Minnesota Attorney General Lori Swanson has joined the growing line of elected officials looking into huge price hikes for the EpiPen injector used by people with life-threatening allergies.
In a letter this week to Mylan pharmaceuticals, Swanson cited federal and state antitrust laws as the authority behind her demand for the company's pricing and sales data since 2007 — including its sales to Minnesota schools — and asked that the information be turned over by Sept. 20 together with a sworn statement attesting to its validity.
Swanson said in an interview Friday that the price for EpiPen's injectable epinephrine product shot up from just over $50 in 2007, when Mylan bought the company that produced it, to more than $650 in recent months. She noted that Mylan has nearly 90 percent of the market, giving it an effective monopoly.
"When you look at the price spike of this drug it's just extraordinary," Swanson said. "I mean, it costs just a couple bucks to produce it."

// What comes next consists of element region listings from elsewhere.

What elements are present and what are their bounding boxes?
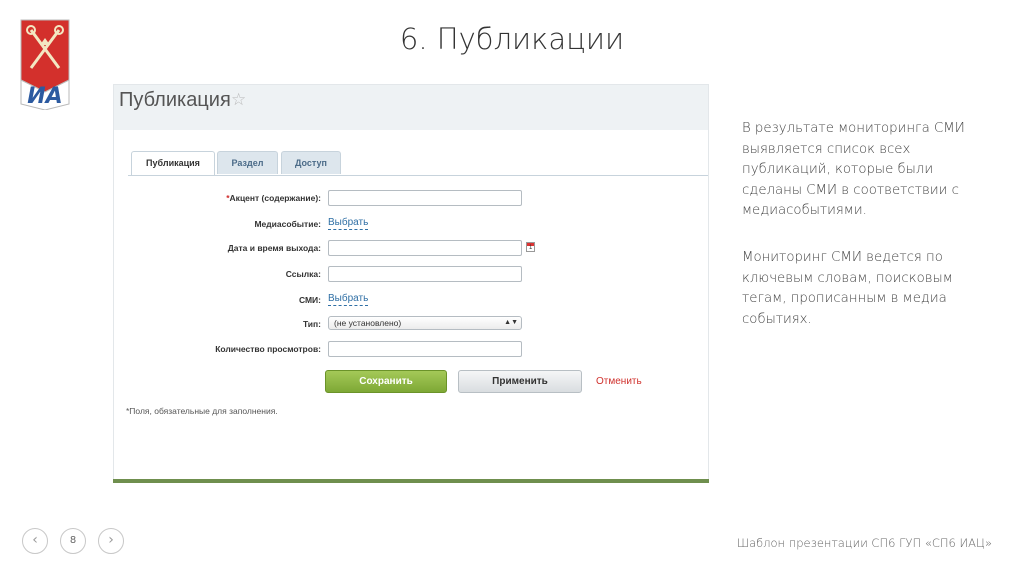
type-select[interactable]: (не установлено) ▲▼ <box>328 316 522 330</box>
save-button[interactable]: Сохранить <box>325 370 447 393</box>
form-title: Публикация <box>119 89 231 111</box>
row-datetime: Дата и время выхода: <box>114 240 708 260</box>
description-paragraph-2: Мониторинг СМИ ведется по ключевым слова… <box>742 250 953 327</box>
publication-form-screenshot: Публикация ☆ Публикация Раздел Доступ *А… <box>113 84 709 482</box>
required-fields-note: *Поля, обязательные для заполнения. <box>126 406 278 416</box>
datetime-label: Дата и время выхода: <box>227 243 321 253</box>
type-selected-value: (не установлено) <box>334 318 402 328</box>
tab-divider <box>128 175 708 176</box>
url-label: Ссылка: <box>285 269 321 279</box>
apply-button[interactable]: Применить <box>458 370 582 393</box>
form-header: Публикация ☆ <box>114 85 708 130</box>
slide-title: 6. Публикации <box>399 22 625 56</box>
row-smi: СМИ: Выбрать <box>114 292 708 312</box>
next-slide-button[interactable]: › <box>98 528 124 554</box>
page-number: 8 <box>60 528 86 554</box>
datetime-input[interactable] <box>328 240 522 256</box>
smi-select-link[interactable]: Выбрать <box>328 293 369 306</box>
media-event-label: Медиасобытие: <box>254 219 321 229</box>
screenshot-bottom-bar <box>113 479 709 483</box>
tab-access[interactable]: Доступ <box>281 151 341 174</box>
star-icon[interactable]: ☆ <box>231 90 246 110</box>
smi-label: СМИ: <box>298 295 321 305</box>
chevron-left-icon: ‹ <box>32 532 38 548</box>
tab-publication[interactable]: Публикация <box>131 151 215 176</box>
row-type: Тип: (не установлено) ▲▼ <box>114 316 708 336</box>
row-accent: *Акцент (содержание): <box>114 190 708 210</box>
views-input[interactable] <box>328 341 522 357</box>
calendar-icon[interactable] <box>526 242 535 252</box>
media-event-select-link[interactable]: Выбрать <box>328 217 369 230</box>
previous-slide-button[interactable]: ‹ <box>22 528 48 554</box>
row-media-event: Медиасобытие: Выбрать <box>114 216 708 236</box>
chevron-right-icon: › <box>108 532 114 548</box>
cancel-link[interactable]: Отменить <box>596 376 642 387</box>
tab-section[interactable]: Раздел <box>217 151 278 174</box>
accent-input[interactable] <box>328 190 522 206</box>
views-label: Количество просмотров: <box>215 344 321 354</box>
svg-text:ИА: ИА <box>27 84 62 109</box>
description-paragraph-1: В результате мониторинга СМИ выявляется … <box>742 121 965 218</box>
url-input[interactable] <box>328 266 522 282</box>
type-label: Тип: <box>302 319 321 329</box>
footer-text: Шаблон презентации СП6 ГУП «СП6 ИАЦ» <box>736 536 992 550</box>
row-url: Ссылка: <box>114 266 708 286</box>
accent-label: *Акцент (содержание): <box>226 193 321 203</box>
row-views: Количество просмотров: <box>114 341 708 361</box>
select-arrows-icon: ▲▼ <box>504 319 518 326</box>
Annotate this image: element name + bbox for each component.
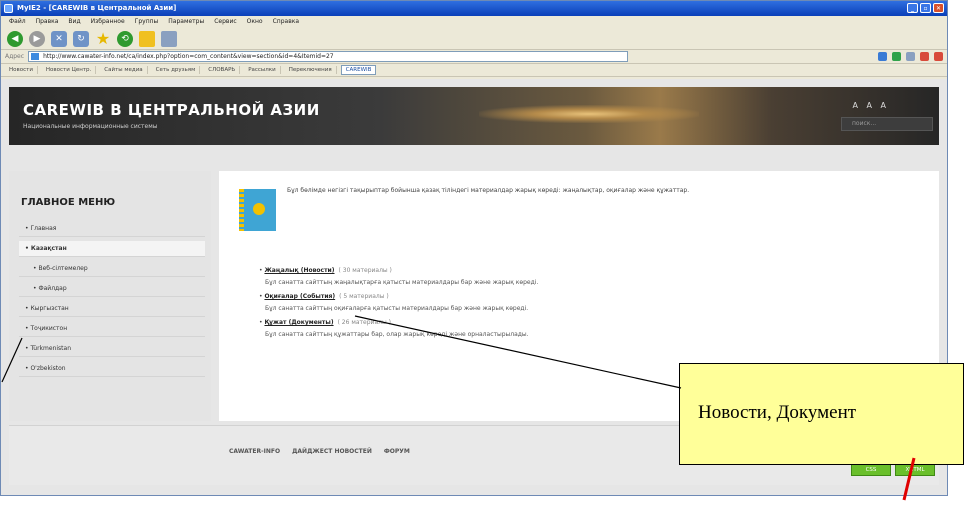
stop-icon[interactable]: ✕ xyxy=(51,30,67,47)
window-title: MyIE2 - [CAREWIB в Центральной Азии] xyxy=(17,4,177,12)
menu-edit[interactable]: Правка xyxy=(36,16,59,28)
category-link-documents[interactable]: Құжат (Документы) xyxy=(264,319,333,326)
sidebar-item-web-links[interactable]: • Веб-сілтемелер xyxy=(19,261,205,277)
validation-badges: CSS XHTML xyxy=(851,464,935,476)
address-bar: Адрес http://www.cawater-info.net/ca/ind… xyxy=(1,50,947,64)
browser-toolbar: ◀ ▶ ✕ ↻ ★ ⟲ xyxy=(1,28,947,50)
font-size-controls[interactable]: A A A xyxy=(852,101,889,110)
address-input[interactable]: http://www.cawater-info.net/ca/index.php… xyxy=(28,51,629,62)
menu-window[interactable]: Окно xyxy=(247,16,263,28)
category-desc-news: Бұл санатта сайттың жаңалықтарға қатысты… xyxy=(265,279,539,286)
print-icon[interactable] xyxy=(161,30,177,47)
menu-help[interactable]: Справка xyxy=(273,16,299,28)
site-subtitle: Национальные информационные системы xyxy=(23,123,158,130)
link-friends[interactable]: Сеть друзьям xyxy=(152,66,201,74)
browser-app-icon xyxy=(4,4,13,13)
kazakhstan-flag-image xyxy=(239,189,276,231)
link-news[interactable]: Новости xyxy=(5,66,38,74)
status-icon[interactable] xyxy=(892,52,901,61)
sidebar-item-turkmenistan[interactable]: • Türkmenistan xyxy=(19,341,205,357)
maximize-button[interactable]: ▫ xyxy=(920,3,931,13)
category-count-news: ( 30 материалы ) xyxy=(338,267,392,274)
link-carewib[interactable]: CAREWIB xyxy=(340,65,377,75)
flag-sun xyxy=(253,203,265,215)
sidebar-main-menu: ГЛАВНОЕ МЕНЮ • Главная • Казақстан • Веб… xyxy=(9,171,211,421)
menu-file[interactable]: Файл xyxy=(9,16,26,28)
annotation-callout-text: Новости, Документ xyxy=(698,402,857,423)
site-banner: CAREWIB В ЦЕНТРАЛЬНОЙ АЗИИ Национальные … xyxy=(9,87,939,145)
annotation-callout: Новости, Документ xyxy=(679,363,964,465)
sidebar-item-kazakhstan[interactable]: • Казақстан xyxy=(19,241,205,257)
sidebar-item-files[interactable]: • Файлдар xyxy=(19,281,205,297)
tools-icon[interactable] xyxy=(906,52,915,61)
category-entry-events: • Оқиғалар (События)( 5 материалы ) xyxy=(259,293,389,300)
menu-options[interactable]: Параметры xyxy=(168,16,204,28)
mail-icon[interactable] xyxy=(139,30,155,47)
minimize-button[interactable]: _ xyxy=(907,3,918,13)
window-controls: _ ▫ ✕ xyxy=(907,3,944,13)
footer-link-forum[interactable]: ФОРУМ xyxy=(384,448,410,455)
screenshot-frame: MyIE2 - [CAREWIB в Центральной Азии] _ ▫… xyxy=(0,0,964,506)
site-search-input[interactable]: поиск... xyxy=(841,117,933,131)
category-entry-news: • Жаңалық (Новости)( 30 материалы ) xyxy=(259,267,392,274)
window-titlebar[interactable]: MyIE2 - [CAREWIB в Центральной Азии] _ ▫… xyxy=(1,1,947,16)
history-icon[interactable]: ⟲ xyxy=(117,30,133,47)
address-label: Адрес xyxy=(5,53,25,60)
flag-ornament xyxy=(239,189,244,231)
banner-sunset-image xyxy=(479,105,699,123)
back-arrow-icon[interactable]: ◀ xyxy=(7,30,23,47)
menu-favorites[interactable]: Избранное xyxy=(91,16,125,28)
sidebar-item-uzbekistan[interactable]: • O'zbekiston xyxy=(19,361,205,377)
footer-links: CAWATER-INFO ДАЙДЖЕСТ НОВОСТЕЙ ФОРУМ xyxy=(229,448,410,455)
sidebar-item-home[interactable]: • Главная xyxy=(19,221,205,237)
menu-bar: Файл Правка Вид Избранное Группы Парамет… xyxy=(1,16,947,28)
css-badge[interactable]: CSS xyxy=(851,464,891,476)
close-tab-icon[interactable] xyxy=(934,52,943,61)
links-bar: Новости Новости Центр. Сайты медиа Сеть … xyxy=(1,64,947,77)
forward-arrow-icon[interactable]: ▶ xyxy=(29,30,45,47)
site-title: CAREWIB В ЦЕНТРАЛЬНОЙ АЗИИ xyxy=(23,101,320,119)
menu-groups[interactable]: Группы xyxy=(135,16,159,28)
xhtml-badge[interactable]: XHTML xyxy=(895,464,935,476)
footer-link-digest[interactable]: ДАЙДЖЕСТ НОВОСТЕЙ xyxy=(292,448,372,455)
address-right-icons xyxy=(878,52,943,61)
menu-tools[interactable]: Сервис xyxy=(214,16,236,28)
favorites-star-icon[interactable]: ★ xyxy=(95,29,111,48)
close-button[interactable]: ✕ xyxy=(933,3,944,13)
sidebar-heading: ГЛАВНОЕ МЕНЮ xyxy=(21,197,116,208)
link-dictionary[interactable]: СЛОВАРЬ xyxy=(204,66,241,74)
section-intro: Бұл бөлімде негізгі тақырыптар бойынша қ… xyxy=(287,187,690,194)
category-entry-documents: • Құжат (Документы)( 26 материалы ) xyxy=(259,319,391,326)
sidebar-item-tajikistan[interactable]: • Тоҷикистон xyxy=(19,321,205,337)
link-media-sites[interactable]: Сайты медиа xyxy=(100,66,148,74)
link-news-center[interactable]: Новости Центр. xyxy=(42,66,97,74)
link-switch[interactable]: Переключения xyxy=(285,66,337,74)
menu-view[interactable]: Вид xyxy=(68,16,80,28)
link-mailings[interactable]: Рассылки xyxy=(244,66,281,74)
go-icon[interactable] xyxy=(878,52,887,61)
stop-page-icon[interactable] xyxy=(920,52,929,61)
category-link-news[interactable]: Жаңалық (Новости) xyxy=(264,267,334,274)
category-desc-events: Бұл санатта сайттың оқиғаларға қатысты м… xyxy=(265,305,529,312)
footer-link-cawater[interactable]: CAWATER-INFO xyxy=(229,448,280,455)
category-desc-documents: Бұл санатта сайттың құжаттары бар, олар … xyxy=(265,331,529,338)
category-count-events: ( 5 материалы ) xyxy=(339,293,389,300)
sidebar-item-kyrgyzstan[interactable]: • Кыргызстан xyxy=(19,301,205,317)
refresh-icon[interactable]: ↻ xyxy=(73,30,89,47)
category-link-events[interactable]: Оқиғалар (События) xyxy=(264,293,335,300)
category-count-documents: ( 26 материалы ) xyxy=(337,319,391,326)
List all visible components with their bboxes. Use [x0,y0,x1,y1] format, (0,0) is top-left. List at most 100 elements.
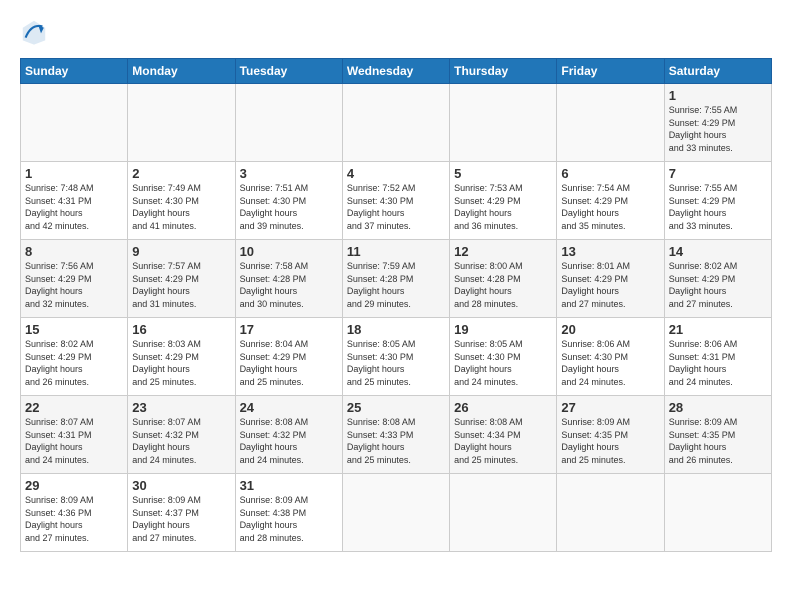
logo [20,18,52,46]
day-info: Sunrise: 8:09 AMSunset: 4:38 PMDaylight … [240,495,309,543]
day-number: 7 [669,166,767,181]
day-info: Sunrise: 7:49 AMSunset: 4:30 PMDaylight … [132,183,201,231]
calendar-cell: 21 Sunrise: 8:06 AMSunset: 4:31 PMDaylig… [664,318,771,396]
calendar-cell: 22 Sunrise: 8:07 AMSunset: 4:31 PMDaylig… [21,396,128,474]
day-info: Sunrise: 8:05 AMSunset: 4:30 PMDaylight … [454,339,523,387]
calendar-cell: 18 Sunrise: 8:05 AMSunset: 4:30 PMDaylig… [342,318,449,396]
day-number: 25 [347,400,445,415]
day-number: 13 [561,244,659,259]
day-info: Sunrise: 7:55 AMSunset: 4:29 PMDaylight … [669,105,738,153]
day-info: Sunrise: 8:06 AMSunset: 4:31 PMDaylight … [669,339,738,387]
calendar-cell: 8 Sunrise: 7:56 AMSunset: 4:29 PMDayligh… [21,240,128,318]
day-number: 14 [669,244,767,259]
day-number: 11 [347,244,445,259]
day-info: Sunrise: 8:08 AMSunset: 4:34 PMDaylight … [454,417,523,465]
day-number: 12 [454,244,552,259]
calendar-week-1: 1 Sunrise: 7:48 AMSunset: 4:31 PMDayligh… [21,162,772,240]
day-info: Sunrise: 7:54 AMSunset: 4:29 PMDaylight … [561,183,630,231]
day-number: 1 [669,88,767,103]
calendar-week-5: 29 Sunrise: 8:09 AMSunset: 4:36 PMDaylig… [21,474,772,552]
calendar-cell [128,84,235,162]
calendar-cell: 14 Sunrise: 8:02 AMSunset: 4:29 PMDaylig… [664,240,771,318]
calendar-cell: 2 Sunrise: 7:49 AMSunset: 4:30 PMDayligh… [128,162,235,240]
day-info: Sunrise: 7:58 AMSunset: 4:28 PMDaylight … [240,261,309,309]
day-number: 17 [240,322,338,337]
day-number: 4 [347,166,445,181]
calendar-cell: 13 Sunrise: 8:01 AMSunset: 4:29 PMDaylig… [557,240,664,318]
calendar-cell [664,474,771,552]
page: SundayMondayTuesdayWednesdayThursdayFrid… [0,0,792,612]
calendar-cell: 30 Sunrise: 8:09 AMSunset: 4:37 PMDaylig… [128,474,235,552]
day-number: 8 [25,244,123,259]
calendar-cell: 15 Sunrise: 8:02 AMSunset: 4:29 PMDaylig… [21,318,128,396]
calendar-cell: 23 Sunrise: 8:07 AMSunset: 4:32 PMDaylig… [128,396,235,474]
day-number: 27 [561,400,659,415]
calendar-cell: 12 Sunrise: 8:00 AMSunset: 4:28 PMDaylig… [450,240,557,318]
calendar-cell: 26 Sunrise: 8:08 AMSunset: 4:34 PMDaylig… [450,396,557,474]
calendar-cell [342,474,449,552]
day-number: 29 [25,478,123,493]
day-number: 23 [132,400,230,415]
day-number: 19 [454,322,552,337]
calendar-cell: 20 Sunrise: 8:06 AMSunset: 4:30 PMDaylig… [557,318,664,396]
day-number: 18 [347,322,445,337]
day-info: Sunrise: 7:51 AMSunset: 4:30 PMDaylight … [240,183,309,231]
calendar-cell: 24 Sunrise: 8:08 AMSunset: 4:32 PMDaylig… [235,396,342,474]
calendar-cell: 19 Sunrise: 8:05 AMSunset: 4:30 PMDaylig… [450,318,557,396]
day-number: 9 [132,244,230,259]
day-number: 15 [25,322,123,337]
day-info: Sunrise: 8:06 AMSunset: 4:30 PMDaylight … [561,339,630,387]
day-number: 16 [132,322,230,337]
day-number: 31 [240,478,338,493]
day-info: Sunrise: 7:59 AMSunset: 4:28 PMDaylight … [347,261,416,309]
day-number: 28 [669,400,767,415]
day-info: Sunrise: 8:07 AMSunset: 4:31 PMDaylight … [25,417,94,465]
calendar-cell: 5 Sunrise: 7:53 AMSunset: 4:29 PMDayligh… [450,162,557,240]
day-number: 2 [132,166,230,181]
calendar-cell: 29 Sunrise: 8:09 AMSunset: 4:36 PMDaylig… [21,474,128,552]
calendar-cell: 28 Sunrise: 8:09 AMSunset: 4:35 PMDaylig… [664,396,771,474]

Swanson's letter comes on the heels of a letter signed by Sen. Amy Klobuchar, D-Minn.; Sen. Charles Grassley, R-Iowa, and Sen. Richard Blumenthal, D-Conn., questioning Mylan's marketing practices for the EpiPen. Klobuchar said she was notified by the Centers for Medicare and Medicaid Services (CMS) that the company misclassified the EpiPen as a "non-innovator" drug, which is comparable to a generic classification, a practice that resulted in lower discounts from Mylan to the states.
"The Minnesota Department of Human Services has estimated that this misclassification will cost our state more than $4 million in overpayment this year alone," Klobuchar said. "This egregious action warrants an immediate and thorough nationwide investigation by the Centers for Medicare and Medicaid Services into the overpayments by all states."
Mylan said in a prepared statement that it had complied with all Medicaid rules and federal laws.
Swanson said her office weighed in because it has authority to enforce the state's antitrust laws. Because Mylan has monopoly control of the market, she said, it can't engage in anticompetitive conduct.